Robert Murray McCheyne – do you know that name? McCheyne was a Scottish preacher from the mid-1800s who died at the young age of 32. I read a biography of him long ago. A quote I recall from him was this:
"I am a dying man preaching to dying men."
Some would mark off my remembering such a quote to what they believe is my "death fixation." Maybe they are right. But I like that quote for it so rightly sums up the situation: We ALL are dying. Sometimes people will remark about this person or that person that "they are dying." But the truth is we all are dying. As Hospice has been putting it for decades now: "The mortality rate is still 100 percent."
John Calvin addressed this truth in his Institutes of the Christian Religion. There he talked about how nearly everyone will recognize this as a truth and how, maybe as a funeral procession passes by, we will sober up long enough to actually consider the truth of our own mortality. But then, Calvin writes, like the sound of applause at a concert, it soon passes from our mind.
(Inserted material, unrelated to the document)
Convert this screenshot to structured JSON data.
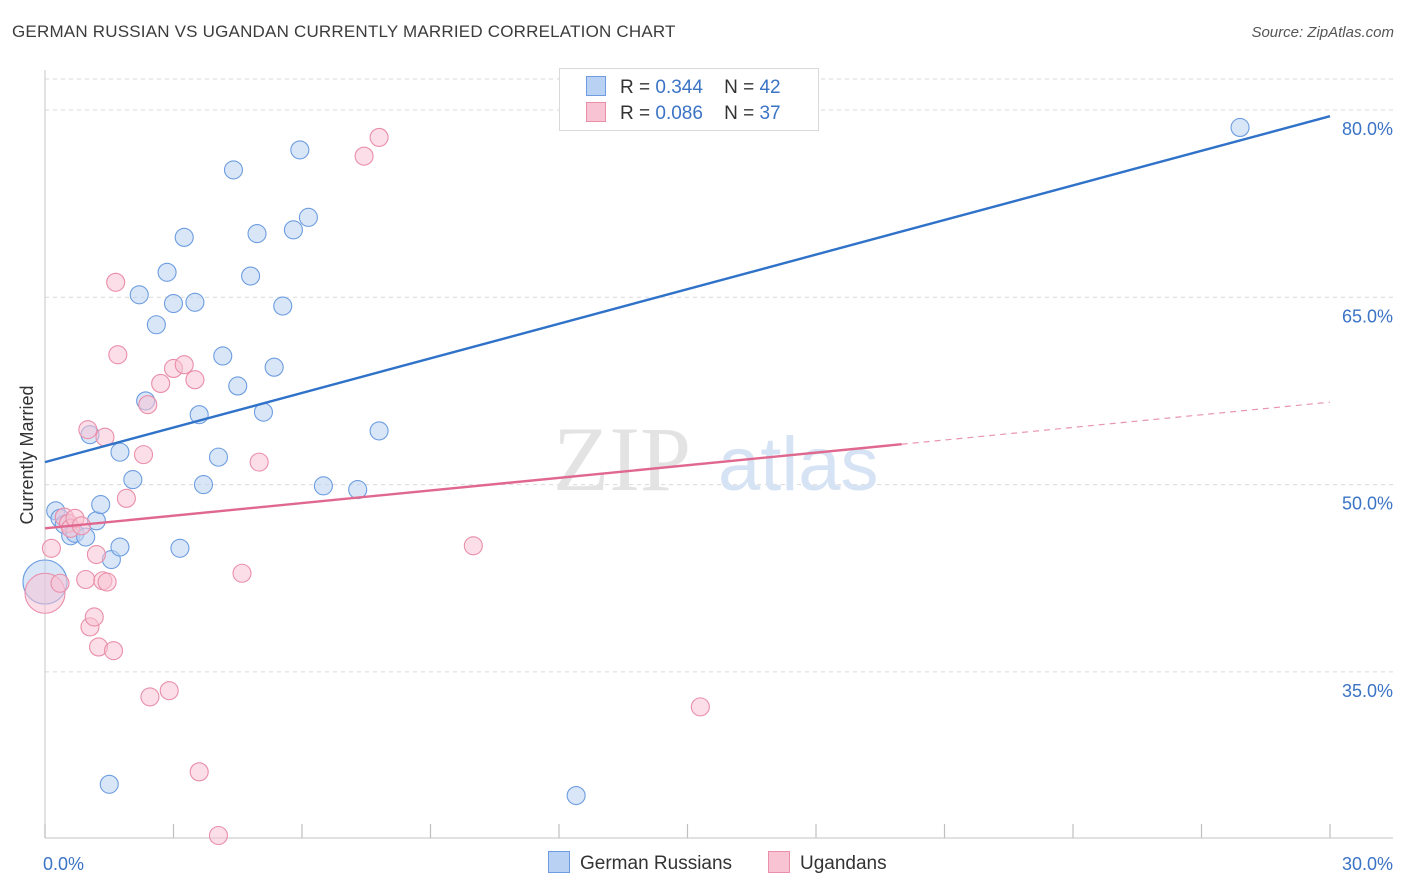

I experienced this in a very concrete way back at the time of my mother's death in 1983. Ruth and I had only months before moved from Philadelphia to Lancaster and we were more than a little busy working on our house and getting involved in church life while I sold real estate with Century 21. And then, quite suddenly one night, my mother died. It was a shock. Flying out for the funeral and then flying back I resolved in my mind to live differently…with sort of the carpe diem attitude. And I did…for about a week or two. And then, before I knew it, the daily grind had sucked me right back into the business of daily life and I had pretty near totally forgotten my resolve.
There may be some risk of thinking on death too much, but I have not yet reached that point. A simple reading of the gospels will help us to think more on the transient nature of this life. Jesus WANTED his disciples to think on those things that are eternal and to not be consumed with the things of this world.
So, like McCheyne, preach as a dying man to dying men (and women). Be reflective on your own nature and the brevity of this life. For before you know it you, like me, will one day be preparing to pass the baton of pastoral leadership to a younger man. And at that time you will wonder, "Where did the time go? It passed so quickly."